Munnell: So, I think of cohorts as being age groups: baby boomers, early boomers, millennials. I think the more important thing is the trend over time between old and young and that the situation is getting worse, not better, is the most concerning aspect of the trends. And that you have younger people not able to save as much, but they're going to be living longer. And they are going to be getting relatively less from Social Security and healthcare costs probably are just going to continue to increase. So, I think the trend over time is really not good. In terms of looking at a given cohort I think the surprising result is that couples are particularly at risk. And that's because they are mostly two earners and in two earners, you get relatively less from Social Security because the second earner no longer gets a spouse’s benefit. And the failure to save for spouse who is working, who is bringing in income, but who's not putting aside anything for retirement. The covered spouse could save more, and I think that's a way that could actually improve the status of two-earner couples, but they don't at this time.

Benz: So, in terms of defining success or failure financially in retirement, it really comes back to can someone essentially continue the standard of living that they had while they were working in retirement? Is that what you and other retirement researchers are looking at?

Munnell: So that to me seems like the most relevant I mean, you could use another standard, like the poverty measure. But I think for middle-class people, that's not a particularly relevant standard. So basically, to the extent that you want to live in retirement at about the same level of enjoyment before retirement seems like the logical thing. You know, economists are into consumption smoothing.

Benz: Right.

Munnell: You want to keep things steady over your whole life. And so that's the way I look at it. And so I think not in terms of absolute dollar amounts, but kind of how much is your income in retirement compared to your income before retirement?

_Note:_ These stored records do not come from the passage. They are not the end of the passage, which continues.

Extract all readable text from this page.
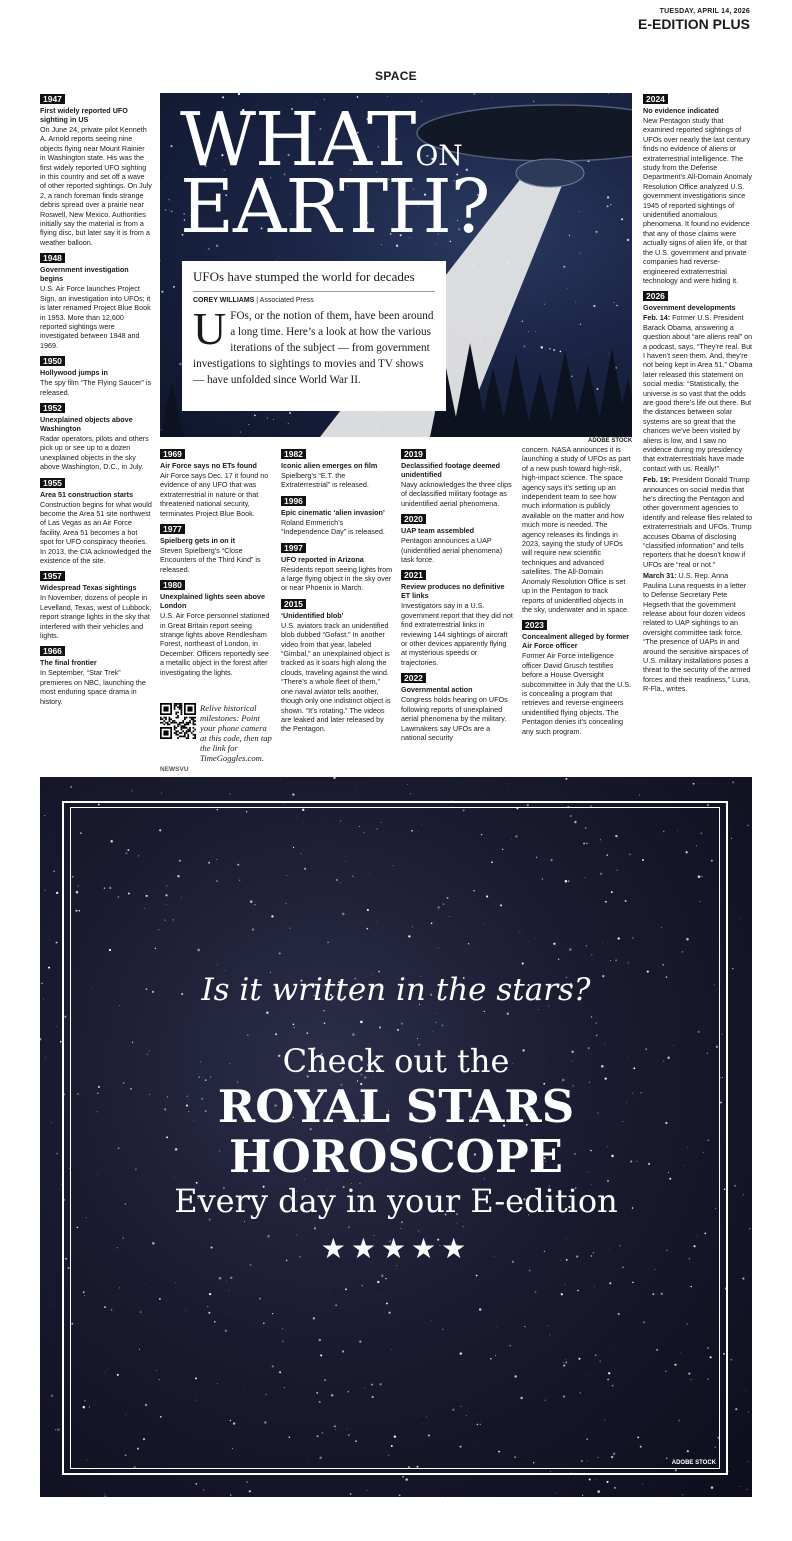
TUESDAY, APRIL 14, 2026
E-EDITION PLUS
SPACE
1947
First widely reported UFO sighting in US
On June 24, private pilot Kenneth A. Arnold reports seeing nine objects flying near Mount Rainier in Washington state. His was the first widely reported UFO sighting in this country and set off a wave of other reported sightings. On July 2, a ranch foreman finds strange debris spread over a prairie near Roswell, New Mexico. Authorities initially say the material is from a flying disc, but later say it is from a weather balloon.
1948
Government investigation begins
U.S. Air Force launches Project Sign, an investigation into UFOs; it is later renamed Project Blue Book in 1953. More than 12,600 reported sightings were investigated between 1948 and 1969.
1950
Hollywood jumps in
The spy film “The Flying Saucer” is released.
1952
Unexplained objects above Washington
Radar operators, pilots and others pick up or see up to a dozen unexplained objects in the sky above Washington, D.C., in July.
1955
Area 51 construction starts
Construction begins for what would become the Area 51 site northwest of Las Vegas as an Air Force facility. Area 51 becomes a hot spot for UFO conspiracy theories. In 2013, the CIA acknowledged the existence of the site.
1957
Widespread Texas sightings
In November, dozens of people in Levelland, Texas, west of Lubbock, report strange lights in the sky that interfered with their vehicles and lights.
1966
The final frontier
In September, “Star Trek” premieres on NBC, launching the most enduring space drama in history.
1969
Air Force says no ETs found
Air Force says Dec. 17 it found no evidence of any UFO that was extraterrestrial in nature or that threatened national security, terminates Project Blue Book.
1977
Spielberg gets in on it
Steven Spielberg’s “Close Encounters of the Third Kind” is released.
1980
Unexplained lights seen above London
U.S. Air Force personnel stationed in Great Britain report seeing strange lights above Rendlesham Forest, northeast of London, in December. Officers reportedly see a metallic object in the forest after investigating the lights.
1982
Iconic alien emerges on film
Spielberg’s “E.T. the Extraterrestrial” is released.
1996
Epic cinematic ‘alien invasion’
Roland Emmerich’s “Independence Day” is released.
1997
UFO reported in Arizona
Residents report seeing lights from a large flying object in the sky over or near Phoenix in March.
2015
‘Unidentified blob’
U.S. aviators track an unidentified blob dubbed “Gofast.” In another video from that year, labeled “Gimbal,” an unexplained object is tracked as it soars high along the clouds, traveling against the wind. “There’s a whole fleet of them,” one naval aviator tells another, though only one indistinct object is shown. “It’s rotating.” The videos are leaked and later released by the Pentagon.
2019
Declassified footage deemed unidentified
Navy acknowledges the three clips of declassified military footage as unidentified aerial phenomena.
2020
UAP team assembled
Pentagon announces a UAP (unidentified aerial phenomena) task force.
2021
Review produces no definitive ET links
Investigators say in a U.S. government report that they did not find extraterrestrial links in reviewing 144 sightings of aircraft or other devices apparently flying at mysterious speeds or trajectories.
2022
Governmental action
Congress holds hearing on UFOs following reports of unexplained aerial phenomena by the military. Lawmakers say UFOs are a national security
concern. NASA announces it is launching a study of UFOs as part of a new push toward high-risk, high-impact science. The space agency says it’s setting up an independent team to see how much information is publicly available on the matter and how much more is needed. The agency releases its findings in 2023, saying the study of UFOs will require new scientific techniques and advanced satellites. The All-Domain Anomaly Resolution Office is set up in the Pentagon to track reports of unidentified objects in the sky, underwater and in space.
2023
Concealment alleged by former Air Force officer
Former Air Force intelligence officer David Grusch testifies before a House Oversight subcommittee in July that the U.S. is concealing a program that retrieves and reverse-engineers unidentified flying objects. The Pentagon denies it’s concealing any such program.
2024
No evidence indicated
New Pentagon study that examined reported sightings of UFOs over nearly the last century finds no evidence of aliens or extraterrestrial intelligence. The study from the Defense Department’s All-Domain Anomaly Resolution Office analyzed U.S. government investigations since 1945 of reported sightings of unidentified anomalous phenomena. It found no evidence that any of those claims were actually signs of alien life, or that the U.S. government and private companies had reverse-engineered extraterrestrial technology and were hiding it.
2026
Government developments
Feb. 14: Former U.S. President Barack Obama, answering a question about “are aliens real” on a podcast, says, “They’re real. But I haven’t seen them. And, they’re not being kept in Area 51.” Obama later released this statement on social media: “Statistically, the universe is so vast that the odds are good there’s life out there. But the distances between solar systems are so great that the chances we’ve been visited by aliens is low, and I saw no evidence during my presidency that extraterrestrials have made contact with us. Really!”
Feb. 19: President Donald Trump announces on social media that he’s directing the Pentagon and other government agencies to identify and release files related to extraterrestrials and UFOs. Trump accuses Obama of disclosing “classified information” and tells reporters that he doesn’t know if UFOs are “real or not.”
March 31: U.S. Rep. Anna Paulina Luna requests in a letter to Defense Secretary Pete Hegseth that the government release about four dozen videos related to UAP sightings to an oversight committee task force. “The presence of UAPs in and around the sensitive airspaces of U.S. military installations poses a threat to the security of the armed forces and their readiness,” Luna, R-Fla., writes.
WHATON
EARTH?
ADOBE STOCK
UFOs have stumped the world for decades
COREY WILLIAMS | Associated Press
U FOs, or the notion of them, have been around a long time. Here’s a look at how the various iterations of the subject — from government investigations to sightings to movies and TV shows — have unfolded since World War II.
Relive historical milestones: Point your phone camera at this code, then tap the link for TimeGoggles.com.
NEWSVU
Is it written in the stars?
Check out the
ROYAL STARS
HOROSCOPE
Every day in your E-edition
★★★★★
ADOBE STOCK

Benz: Right. Our colleague, David Blanchett, and others have done some work on the sort of trajectory of spending in retirement. And at least David and some other researchers have come to the interesting conclusion that, it's not necessarily a straight line of consumption in retirement, that people spending does tend to trend down, especially sort of in the middle period of retirement, does that influence your thinking at all in terms of retirement preparedness? Does that maybe make it a little better than it might look at first blush?

Munnell: A colleague and I used to talk about sort of three periods of retirement. The initial period where you travel and do things that you've never done before. And then sort of the period where your house becomes more your frame of reference and you putter in the garden, and then a period towards the end when you need healthcare costs. So, I think that probably treating as one homogeneous block doesn't make sense. Then, of course, you would need more in the beginning when you're doing stuff, and more at the end when you need healthcare and less in the middle. And I think that's reasonable. I think whenever you look at these trends, you want to be careful that the reason that expenditures are changing is not because people's money is going down. So, are these people sort of cash constrained? Or are they making a purposeful decision on how much they want to spend?

Benz: Right.

Ptak: What does your research suggest that is the most difficult of these three phases you mentioned for retirees to navigate? Do you find it sort of that end stage, given the fact that you have healthcare costs that are very, very difficult to predict and perhaps unfunded in important ways? Or is it perhaps that initial phase where they're splurging a bit more, and perhaps they miscalculate how much wherewithal they'll truly need in order to make it through the subsequent phases?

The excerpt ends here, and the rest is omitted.